Normal pressure selects normal:
rototo resolve degradation-config \
--variable service-degradation-policy \
--context service.queue_pressure=normal
value key: normal
value: {"background_jobs_enabled":true,"fallback_provider":"primary","max_concurrency":100,"mode":"normal","non_critical_fanout":"send"}
High pressure selects degraded:
rototo resolve degradation-config \
--variable service-degradation-policy \
--context service.queue_pressure=high
value key: degraded
value: {"background_jobs_enabled":false,"fallback_provider":"primary","max_concurrency":30,"mode":"degraded","non_critical_fanout":"defer"}
This is the first recovery move: reduce work everywhere that reports high pressure.
Try A Stronger Policy On A Bucket
Sometimes the first move is not enough. Queue depth keeps climbing, the
primary provider stays slow, or deferred work is still taking too much capacity.

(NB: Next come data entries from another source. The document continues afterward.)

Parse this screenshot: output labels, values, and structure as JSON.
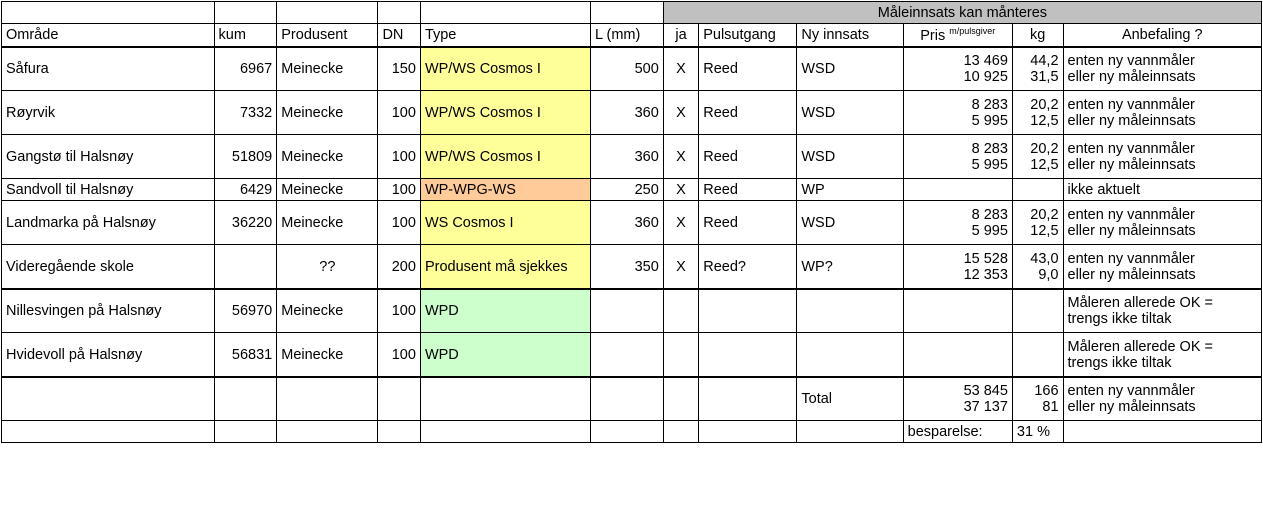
{
  "header": {
    "group_title": "Måleinnsats kan månteres",
    "omrade": "Område",
    "kum": "kum",
    "produsent": "Produsent",
    "dn": "DN",
    "type": "Type",
    "l_mm": "L (mm)",
    "ja": "ja",
    "pulsutgang": "Pulsutgang",
    "ny_innsats": "Ny innsats",
    "pris_pre": "Pris ",
    "pris_sup": "m/pulsgiver",
    "kg": "kg",
    "anbefaling": "Anbefaling ?"
  },
  "rows": [
    {
      "omrade": "Såfura",
      "kum": "6967",
      "produsent": "Meinecke",
      "dn": "150",
      "type": "WP/WS Cosmos I",
      "typeCls": "yellow",
      "l": "500",
      "ja": "X",
      "puls": "Reed",
      "ny": "WSD",
      "pris": "13 469\n10 925",
      "kg": "44,2\n31,5",
      "anbef": "enten ny vannmåler\neller ny måleinnsats",
      "tall": true
    },
    {
      "omrade": "Røyrvik",
      "kum": "7332",
      "produsent": "Meinecke",
      "dn": "100",
      "type": "WP/WS Cosmos I",
      "typeCls": "yellow",
      "l": "360",
      "ja": "X",
      "puls": "Reed",
      "ny": "WSD",
      "pris": "8 283\n5 995",
      "kg": "20,2\n12,5",
      "anbef": "enten ny vannmåler\neller ny måleinnsats",
      "tall": true
    },
    {
      "omrade": "Gangstø til Halsnøy",
      "kum": "51809",
      "produsent": "Meinecke",
      "dn": "100",
      "type": "WP/WS Cosmos I",
      "typeCls": "yellow",
      "l": "360",
      "ja": "X",
      "puls": "Reed",
      "ny": "WSD",
      "pris": "8 283\n5 995",
      "kg": "20,2\n12,5",
      "anbef": "enten ny vannmåler\neller ny måleinnsats",
      "tall": true
    },
    {
      "omrade": "Sandvoll til Halsnøy",
      "kum": "6429",
      "produsent": "Meinecke",
      "dn": "100",
      "type": "WP-WPG-WS",
      "typeCls": "orange",
      "l": "250",
      "ja": "X",
      "puls": "Reed",
      "ny": "WP",
      "pris": "",
      "kg": "",
      "anbef": "ikke aktuelt",
      "tall": false
    },
    {
      "omrade": "Landmarka på Halsnøy",
      "kum": "36220",
      "produsent": "Meinecke",
      "dn": "100",
      "type": "WS Cosmos I",
      "typeCls": "yellow",
      "l": "360",
      "ja": "X",
      "puls": "Reed",
      "ny": "WSD",
      "pris": "8 283\n5 995",
      "kg": "20,2\n12,5",
      "anbef": "enten ny vannmåler\neller ny måleinnsats",
      "tall": true
    },
    {
      "omrade": "Videregående skole",
      "kum": "",
      "produsent": "??",
      "dn": "200",
      "type": "Produsent må sjekkes",
      "typeCls": "yellow",
      "l": "350",
      "ja": "X",
      "puls": "Reed?",
      "ny": "WP?",
      "pris": "15 528\n12 353",
      "kg": "43,0\n9,0",
      "anbef": "enten ny vannmåler\neller ny måleinnsats",
      "tall": true,
      "thickBot": true,
      "prodCenter": true
    },
    {
      "omrade": "Nillesvingen på Halsnøy",
      "kum": "56970",
      "produsent": "Meinecke",
      "dn": "100",
      "type": "WPD",
      "typeCls": "green",
      "l": "",
      "ja": "",
      "puls": "",
      "ny": "",
      "pris": "",
      "kg": "",
      "anbef": "Måleren allerede OK = trengs ikke tiltak",
      "tall": true
    },
    {
      "omrade": "Hvidevoll på Halsnøy",
      "kum": "56831",
      "produsent": "Meinecke",
      "dn": "100",
      "type": "WPD",
      "typeCls": "green",
      "l": "",
      "ja": "",
      "puls": "",
      "ny": "",
      "pris": "",
      "kg": "",
      "anbef": "Måleren allerede OK = trengs ikke tiltak",
      "tall": true,
      "thickBot": true
    }
  ],
  "totals": {
    "label": "Total",
    "pris": "53 845\n37 137",
    "kg": "166\n81",
    "anbef": "enten ny vannmåler\neller ny måleinnsats",
    "besparelse_label": "besparelse:",
    "besparelse_val": "31 %"
  }
}
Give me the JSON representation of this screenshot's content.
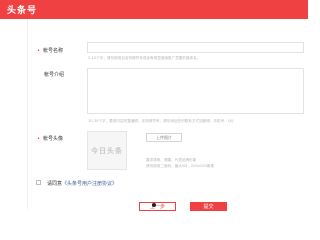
{
  "header": {
    "logo_text": "头条号"
  },
  "form": {
    "name": {
      "label": "帐号名称",
      "value": "",
      "hint": "2-10个字，请勿使用包含特殊符号或含有明显营销推广意图的媒体名。"
    },
    "intro": {
      "label": "帐号介绍",
      "value": "",
      "hint": "10-30个字，要求内容完整通顺，无特殊符号，请勿添加任何联系方式如微博、手机号、QQ"
    },
    "avatar": {
      "label": "帐号头像",
      "placeholder_text": "今日头条",
      "upload_label": "上传图片",
      "hints": [
        "要求清晰、健康、代表品牌形象",
        "请勿使用二维码，最大5M，200x200像素"
      ]
    },
    "agree": {
      "prefix": "请同意",
      "link": "《头条号用户注册协议》"
    },
    "buttons": {
      "prev_label": "上一步",
      "submit_label": "提交"
    }
  },
  "colors": {
    "brand": "#f04142",
    "link": "#406599"
  }
}
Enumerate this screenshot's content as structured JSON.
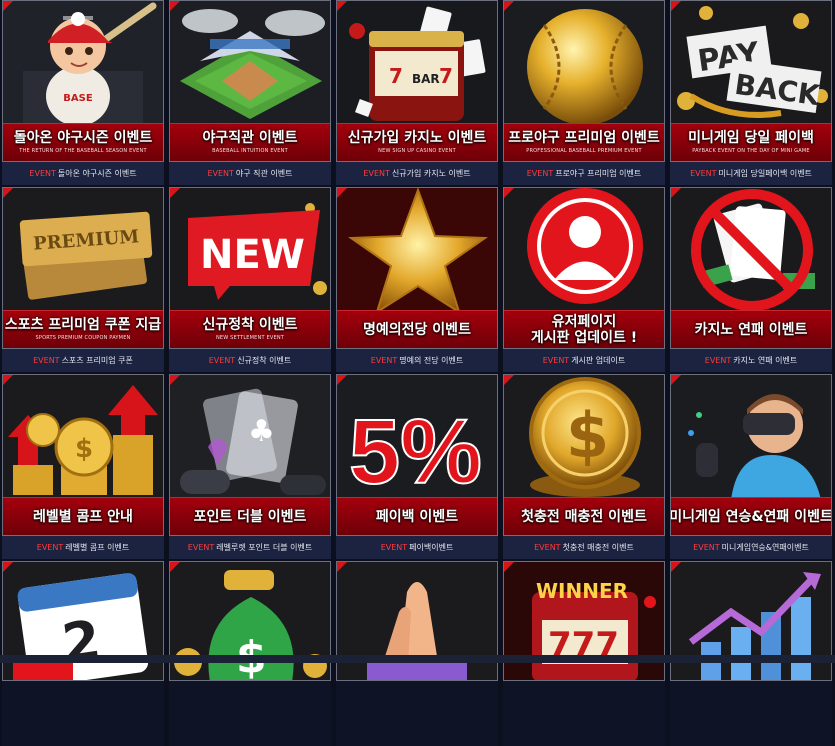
{
  "colors": {
    "accent": "#d8141b",
    "banner": "#a3000c",
    "caption_bg": "#1c2340",
    "event": "#ff3b3b"
  },
  "caption_prefix": "EVENT",
  "cards": [
    {
      "title": "돌아온 야구시즌 이벤트",
      "subtitle": "THE RETURN OF THE BASEBALL SEASON EVENT",
      "caption": "돌아온 야구시즌 이벤트",
      "icon": "baseball-player-icon"
    },
    {
      "title": "야구직관 이벤트",
      "subtitle": "BASEBALL INTUITION EVENT",
      "caption": "야구 직관 이벤트",
      "icon": "stadium-icon"
    },
    {
      "title": "신규가입 카지노 이벤트",
      "subtitle": "NEW SIGN UP CASINO EVENT",
      "caption": "신규가입 카지노 이벤트",
      "icon": "slot-machine-icon"
    },
    {
      "title": "프로야구 프리미엄 이벤트",
      "subtitle": "PROFESSIONAL BASEBALL PREMIUM EVENT",
      "caption": "프로야구 프리미엄 이벤트",
      "icon": "golden-baseball-icon"
    },
    {
      "title": "미니게임 당일 페이백",
      "subtitle": "PAYBACK EVENT ON THE DAY OF MINI GAME",
      "caption": "미니게임 당일페이백 이벤트",
      "icon": "payback-icon",
      "art_text": [
        "PAY",
        "BACK"
      ]
    },
    {
      "title": "스포츠 프리미엄 쿠폰 지급",
      "subtitle": "SPORTS PREMIUM COUPON PAYMEN",
      "caption": "스포츠 프리미엄 쿠폰",
      "icon": "premium-coupon-icon",
      "art_text": [
        "PREMIUM"
      ]
    },
    {
      "title": "신규정착 이벤트",
      "subtitle": "NEW SETTLEMENT EVENT",
      "caption": "신규정착 이벤트",
      "icon": "new-badge-icon",
      "art_text": [
        "NEW"
      ]
    },
    {
      "title": "명예의전당 이벤트",
      "subtitle": "",
      "caption": "명예의 전당 이벤트",
      "icon": "gold-star-icon"
    },
    {
      "title": "유저페이지",
      "title2": "게시판 업데이트 !",
      "subtitle": "",
      "caption": "게시판 업데이트",
      "icon": "user-profile-icon"
    },
    {
      "title": "카지노 연패 이벤트",
      "subtitle": "",
      "caption": "카지노 연패 이벤트",
      "icon": "no-cards-icon"
    },
    {
      "title": "레벨별 콤프 안내",
      "subtitle": "",
      "caption": "레벨별 콤프 이벤트",
      "icon": "coin-stacks-icon"
    },
    {
      "title": "포인트 더블 이벤트",
      "subtitle": "",
      "caption": "레벨루렛 포인트 더블 이벤트",
      "icon": "glass-cards-icon"
    },
    {
      "title": "페이백 이벤트",
      "subtitle": "",
      "caption": "페이백이벤트",
      "icon": "five-percent-icon",
      "art_text": [
        "5%"
      ]
    },
    {
      "title": "첫충전 매충전 이벤트",
      "subtitle": "",
      "caption": "첫충전 매충전 이벤트",
      "icon": "gold-coin-icon"
    },
    {
      "title": "미니게임 연승&연패 이벤트",
      "subtitle": "",
      "caption": "미니게임연승&연패이벤트",
      "icon": "vr-player-icon"
    },
    {
      "icon": "calendar-icon",
      "art_text": [
        "2"
      ]
    },
    {
      "icon": "money-bag-icon"
    },
    {
      "icon": "clapping-hands-icon"
    },
    {
      "icon": "winner-slot-icon",
      "art_text": [
        "WINNER",
        "777"
      ]
    },
    {
      "icon": "growth-chart-icon"
    }
  ]
}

The next move might be severe, but applying it to every account at once can
be more disruption than the team needs.
A bucket gives us a stable trial path. The same account stays in or out of the trial while the salt and range stay the same, so logs and support cases remain explainable.
Create degradation-config/qualifiers/degradation-trial-bucket.toml:
schema_version = 1
description = "Stable account bucket for trying a stronger recovery policy"
[[predicate]]
attribute = "account.id"
op = "bucket"
salt = "service-degradation-recovery-2026-06"
range = [0, 1000]
The bucket range is on a 0 to 10000 scale, so [0, 1000] is ten percent.
Now compose the bucket with high pressure.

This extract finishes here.